Il y a des pistes à explorer, il faut encore un peu de temps. Même s’il faut aider les établissements, ces derniers s’intègrent dans un ensemble beaucoup plus large que l’on ne peut pas négliger.
Quelles sont les priorités de l’année ?
M. P. : Il faut voir selon le Plan d’aide à l’investissement (PAI) de la CNSA car nous savons qu’il y a des besoins importants, notamment dans le domaine immobilier. Nous travaillons sur le sujet pour parvenir à un plan correct. Mais, pour l’heure, aucune ligne budgétaire n’a été affectée au PAI.
En résumé, comment définiriez-vous le PLFSS 2014 ?
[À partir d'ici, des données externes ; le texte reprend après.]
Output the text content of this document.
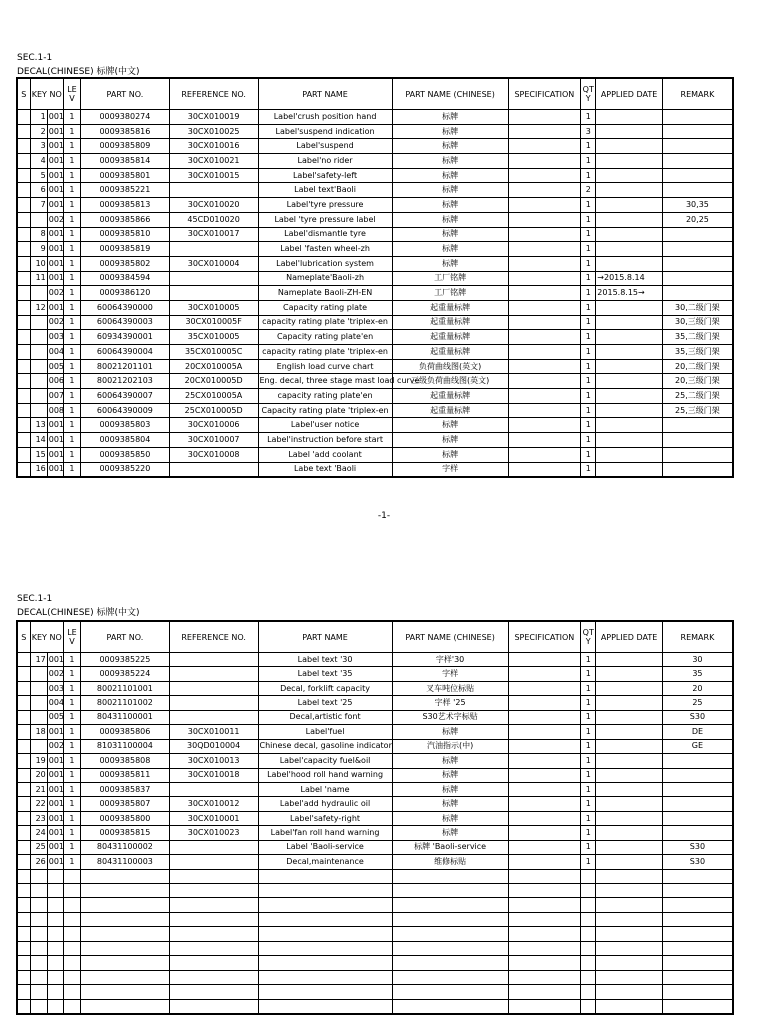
SEC.1-1
DECAL(CHINESE) 标牌(中文)
S	KEY NO		LE V	PART NO.	REFERENCE NO.	PART NAME	PART NAME (CHINESE)	SPECIFICATION	QT Y	APPLIED DATE	REMARK
	1	001	1	0009380274	30CX010019	Label'crush position hand	标牌		1		
	2	001	1	0009385816	30CX010025	Label'suspend indication	标牌		3		
	3	001	1	0009385809	30CX010016	Label'suspend	标牌		1		
	4	001	1	0009385814	30CX010021	Label'no rider	标牌		1		
	5	001	1	0009385801	30CX010015	Label'safety-left	标牌		1		
	6	001	1	0009385221		Label text'Baoli	标牌		2		
	7	001	1	0009385813	30CX010020	Label'tyre pressure	标牌		1		30,35
		002	1	0009385866	45CD010020	Label 'tyre pressure label	标牌		1		20,25
	8	001	1	0009385810	30CX010017	Label'dismantle tyre	标牌		1		
	9	001	1	0009385819		Label 'fasten wheel-zh	标牌		1		
	10	001	1	0009385802	30CX010004	Label'lubrication system	标牌		1		
	11	001	1	0009384594		Nameplate'Baoli-zh	工厂铭牌		1	→2015.8.14	
		002	1	0009386120		Nameplate Baoli-ZH-EN	工厂铭牌		1	2015.8.15→	
	12	001	1	60064390000	30CX010005	Capacity rating plate	起重量标牌		1		30,二级门架
		002	1	60064390003	30CX010005F	capacity rating plate 'triplex-en	起重量标牌		1		30,三级门架
		003	1	60934390001	35CX010005	Capacity rating plate'en	起重量标牌		1		35,二级门架
		004	1	60064390004	35CX010005C	capacity rating plate 'triplex-en	起重量标牌		1		35,三级门架
		005	1	80021201101	20CX010005A	English load curve chart	负荷曲线图(英文)		1		20,二级门架
		006	1	80021202103	20CX010005D	Eng. decal, three stage mast load curve	三级负荷曲线图(英文)		1		20,三级门架
		007	1	60064390007	25CX010005A	capacity rating plate'en	起重量标牌		1		25,二级门架
		008	1	60064390009	25CX010005D	Capacity rating plate 'triplex-en	起重量标牌		1		25,三级门架
	13	001	1	0009385803	30CX010006	Label'user notice	标牌		1		
	14	001	1	0009385804	30CX010007	Label'instruction before start	标牌		1		
	15	001	1	0009385850	30CX010008	Label 'add coolant	标牌		1		
	16	001	1	0009385220		Labe text 'Baoli	字样		1		
-1-
SEC.1-1
DECAL(CHINESE) 标牌(中文)
S	KEY NO		LE V	PART NO.	REFERENCE NO.	PART NAME	PART NAME (CHINESE)	SPECIFICATION	QT Y	APPLIED DATE	REMARK
	17	001	1	0009385225		Label text '30	字样'30		1		30
		002	1	0009385224		Label text '35	字样		1		35
		003	1	80021101001		Decal, forklift capacity	叉车吨位标贴		1		20
		004	1	80021101002		Label text '25	字样 '25		1		25
		005	1	80431100001		Decal,artistic font	S30艺术字标贴		1		S30
	18	001	1	0009385806	30CX010011	Label'fuel	标牌		1		DE
		002	1	81031100004	30QD010004	Chinese decal, gasoline indicator	汽油指示(中)		1		GE
	19	001	1	0009385808	30CX010013	Label'capacity fuel&oil	标牌		1		
	20	001	1	0009385811	30CX010018	Label'hood roll hand warning	标牌		1		
	21	001	1	0009385837		Label 'name	标牌		1		
	22	001	1	0009385807	30CX010012	Label'add hydraulic oil	标牌		1		
	23	001	1	0009385800	30CX010001	Label'safety-right	标牌		1		
	24	001	1	0009385815	30CX010023	Label'fan roll hand warning	标牌		1		
	25	001	1	80431100002		Label 'Baoli-service	标牌 'Baoli-service		1		S30
	26	001	1	80431100003		Decal,maintenance	维修标贴		1		S30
M. P. : Nous aurions bien sûr aimé qu’il y ait plus de choses. Pour ce qui est du secteur médico-social, le PLFSS 2014 est un peu transitoire car nous arrivons au terme des Plans solidarité grand âge et Alzheimer. Nous sommes sans doute à l’aube d’une nouvelle organisation et il faut que l’on en profite. Nous devons travailler beaucoup plus fortement sur le médico-social et je souhaite que cela se fasse non pas seulement dans le cadre du PLFSS mais aussi à l’aune de la loi d’orientation sur l’adaptation de la société au vieillissement. Toute notre attention est centrée sur cette loi. Nous ferons valoir nos travaux et nos volontés au Parlement. Le futur projet de loi nous donne déjà une grille de lecture pour 2014. Il s’agit d’un projet ambitieux car il couvre tous les champs de la société : le logement, les transports, l’urbanisme, la technologie, les Ehpad, le domicile etc.